The notorious Mr. Mughniyeh met his end in K'far Soussa, a fashionable
Damascus neighborhood, where he was said to have been visiting Iranian
friends. (Syria is notably hospitable to foreigners, at least if they're
supporting terrorists.)
From a humble peasant background, Imad Mughniyeh had risen to the top
echelon of Hezbollah by dint of devoted service. His resume, aka rap sheet,
goes back at least to 1983 and the bombing of the Marine barracks in Beirut,
which killed more than 300. He's also been credited with the murder of 63
the same year in an attack on the American embassy there.

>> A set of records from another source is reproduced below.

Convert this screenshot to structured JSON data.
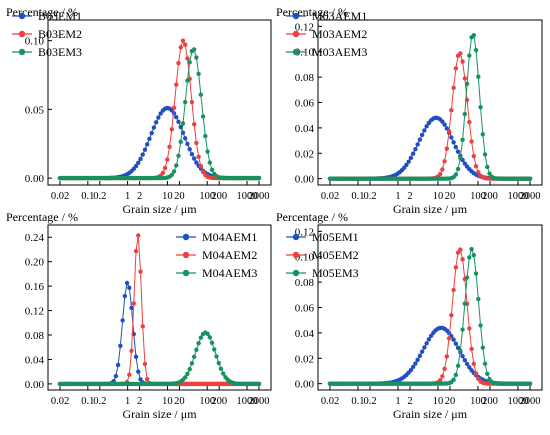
{
  "colors": {
    "series1": "#1f4fc1",
    "series2": "#ef3f3f",
    "series3": "#16925e",
    "axis": "#000000"
  },
  "chart_data": [
    {
      "type": "line",
      "title": "",
      "ylabel": "Percentage / %",
      "xlabel": "Grain size / μm",
      "xscale": "log",
      "xlim": [
        0.02,
        2000
      ],
      "ylim": [
        -0.005,
        0.115
      ],
      "xticks": [
        0.02,
        0.1,
        0.2,
        1,
        2,
        10,
        20,
        100,
        200,
        1000,
        2000
      ],
      "xticklabels": [
        "0.02",
        "0.1",
        "0.2",
        "1",
        "2",
        "10",
        "20",
        "100",
        "200",
        "1000",
        "2000"
      ],
      "yticks": [
        0.0,
        0.05,
        0.1
      ],
      "yticklabels": [
        "0.00",
        "0.05",
        "0.10"
      ],
      "legend_position": "top-left",
      "series": [
        {
          "name": "B03EM1",
          "peak_x": 10,
          "peak_y": 0.051,
          "sigma_log10": 0.42
        },
        {
          "name": "B03EM2",
          "peak_x": 25,
          "peak_y": 0.1,
          "sigma_log10": 0.2
        },
        {
          "name": "B03EM3",
          "peak_x": 45,
          "peak_y": 0.094,
          "sigma_log10": 0.2
        }
      ]
    },
    {
      "type": "line",
      "title": "",
      "ylabel": "Percentage / %",
      "xlabel": "Grain size / μm",
      "xscale": "log",
      "xlim": [
        0.02,
        2000
      ],
      "ylim": [
        -0.005,
        0.125
      ],
      "xticks": [
        0.02,
        0.1,
        0.2,
        1,
        2,
        10,
        20,
        100,
        200,
        1000,
        2000
      ],
      "xticklabels": [
        "0.02",
        "0.1",
        "0.2",
        "1",
        "2",
        "10",
        "20",
        "100",
        "200",
        "1000",
        "2000"
      ],
      "yticks": [
        0.0,
        0.02,
        0.04,
        0.06,
        0.08,
        0.1,
        0.12
      ],
      "yticklabels": [
        "0.00",
        "0.02",
        "0.04",
        "0.06",
        "0.08",
        "0.10",
        "0.12"
      ],
      "legend_position": "top-center",
      "series": [
        {
          "name": "M03AEM1",
          "peak_x": 9,
          "peak_y": 0.048,
          "sigma_log10": 0.43
        },
        {
          "name": "M03AEM2",
          "peak_x": 35,
          "peak_y": 0.099,
          "sigma_log10": 0.19
        },
        {
          "name": "M03AEM3",
          "peak_x": 75,
          "peak_y": 0.114,
          "sigma_log10": 0.16
        }
      ]
    },
    {
      "type": "line",
      "title": "",
      "ylabel": "Percentage / %",
      "xlabel": "Grain size / μm",
      "xscale": "log",
      "xlim": [
        0.02,
        2000
      ],
      "ylim": [
        -0.01,
        0.26
      ],
      "xticks": [
        0.02,
        0.1,
        0.2,
        1,
        2,
        10,
        20,
        100,
        200,
        1000,
        2000
      ],
      "xticklabels": [
        "0.02",
        "0.1",
        "0.2",
        "1",
        "2",
        "10",
        "20",
        "100",
        "200",
        "1000",
        "2000"
      ],
      "yticks": [
        0.0,
        0.04,
        0.08,
        0.12,
        0.16,
        0.2,
        0.24
      ],
      "yticklabels": [
        "0.00",
        "0.04",
        "0.08",
        "0.12",
        "0.16",
        "0.20",
        "0.24"
      ],
      "legend_position": "top-right",
      "series": [
        {
          "name": "M04AEM1",
          "peak_x": 1.0,
          "peak_y": 0.166,
          "sigma_log10": 0.13
        },
        {
          "name": "M04AEM2",
          "peak_x": 1.8,
          "peak_y": 0.245,
          "sigma_log10": 0.09
        },
        {
          "name": "M04AEM3",
          "peak_x": 90,
          "peak_y": 0.084,
          "sigma_log10": 0.25
        }
      ]
    },
    {
      "type": "line",
      "title": "",
      "ylabel": "Percentage / %",
      "xlabel": "Grain size / μm",
      "xscale": "log",
      "xlim": [
        0.02,
        2000
      ],
      "ylim": [
        -0.005,
        0.125
      ],
      "xticks": [
        0.02,
        0.1,
        0.2,
        1,
        2,
        10,
        20,
        100,
        200,
        1000,
        2000
      ],
      "xticklabels": [
        "0.02",
        "0.1",
        "0.2",
        "1",
        "2",
        "10",
        "20",
        "100",
        "200",
        "1000",
        "2000"
      ],
      "yticks": [
        0.0,
        0.02,
        0.04,
        0.06,
        0.08,
        0.1,
        0.12
      ],
      "yticklabels": [
        "0.00",
        "0.02",
        "0.04",
        "0.06",
        "0.08",
        "0.10",
        "0.12"
      ],
      "legend_position": "top-left",
      "series": [
        {
          "name": "M05EM1",
          "peak_x": 12,
          "peak_y": 0.044,
          "sigma_log10": 0.45
        },
        {
          "name": "M05EM2",
          "peak_x": 35,
          "peak_y": 0.106,
          "sigma_log10": 0.18
        },
        {
          "name": "M05EM3",
          "peak_x": 70,
          "peak_y": 0.106,
          "sigma_log10": 0.17
        }
      ]
    }
  ]
}
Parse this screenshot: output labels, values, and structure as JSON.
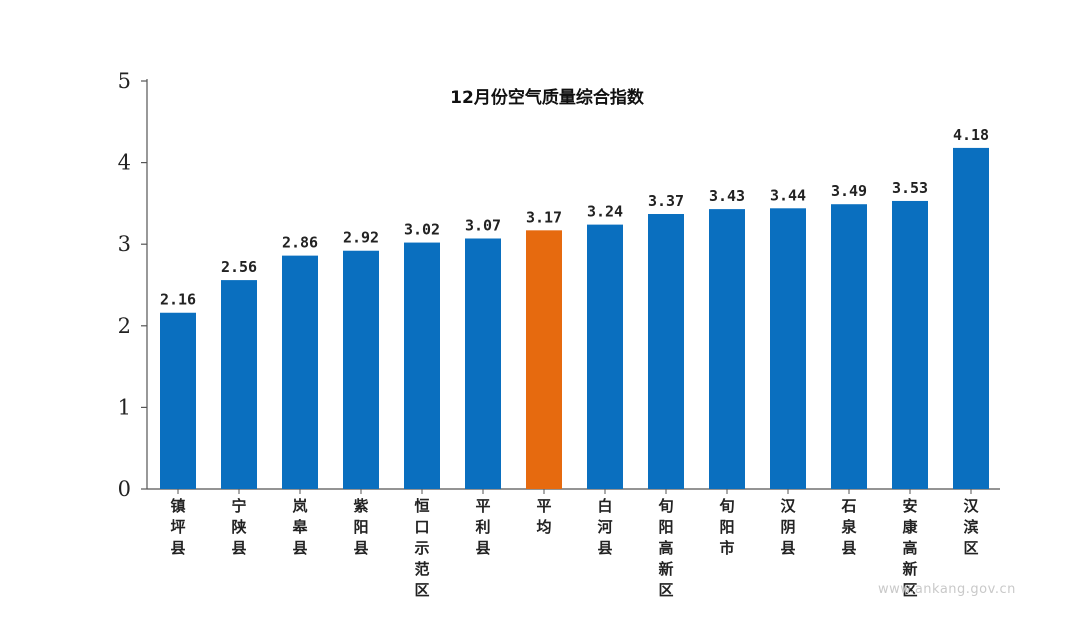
{
  "chart_data": {
    "type": "bar",
    "title": "12月份空气质量综合指数",
    "xlabel": "",
    "ylabel": "",
    "ylim": [
      0,
      5
    ],
    "yticks": [
      "0",
      "1",
      "2",
      "3",
      "4",
      "5"
    ],
    "grid": false,
    "legend": false,
    "categories": [
      "镇坪县",
      "宁陕县",
      "岚皋县",
      "紫阳县",
      "恒口示范区",
      "平利县",
      "平均",
      "白河县",
      "旬阳高新区",
      "旬阳市",
      "汉阴县",
      "石泉县",
      "安康高新区",
      "汉滨区"
    ],
    "values": [
      2.16,
      2.56,
      2.86,
      2.92,
      3.02,
      3.07,
      3.17,
      3.24,
      3.37,
      3.43,
      3.44,
      3.49,
      3.53,
      4.18
    ],
    "value_labels": [
      "2.16",
      "2.56",
      "2.86",
      "2.92",
      "3.02",
      "3.07",
      "3.17",
      "3.24",
      "3.37",
      "3.43",
      "3.44",
      "3.49",
      "3.53",
      "4.18"
    ],
    "colors": {
      "bar": "#0a6fbf",
      "highlight": "#e66a0f",
      "axis": "#555555"
    },
    "highlight_category": "平均"
  },
  "watermark": "www.ankang.gov.cn"
}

Imad Mughniyeh is said - mere hearsay again! - to have been behind the
hijacking of a TWA jetliner that went on for 17 days and included the
beating, torture and eventual murder of Petty Officer Robert Dean Stethem,
U.S.N., who was singled out for special treatment. (At the time, Americans
swore we would never forget him, but of course we pretty much did. Just as
the memory of September 11, 2001, grows dim in the American memory, and
those who recall it in this election year are dismissed as, yes,
fearmongers.)
Space, and the shadowy nature of a career in terrorism, a crowded field
these days, does not permit a comprehensive review of the exploits
attributed to the sanguinary Mr. Mughniyeh, or a full account of the blood
debt he ran up. Suffice it to say that more than one intelligence agency had
a powerful incentive to collect it.
As head of Islamic Jihad in Lebanon during the chaotic 1980s, the tireless
Mr. Mughniyeh supervised the kidnapping of dozens of Americans and other
Westerners for ransom. But a man's got to make a living, doesn't he?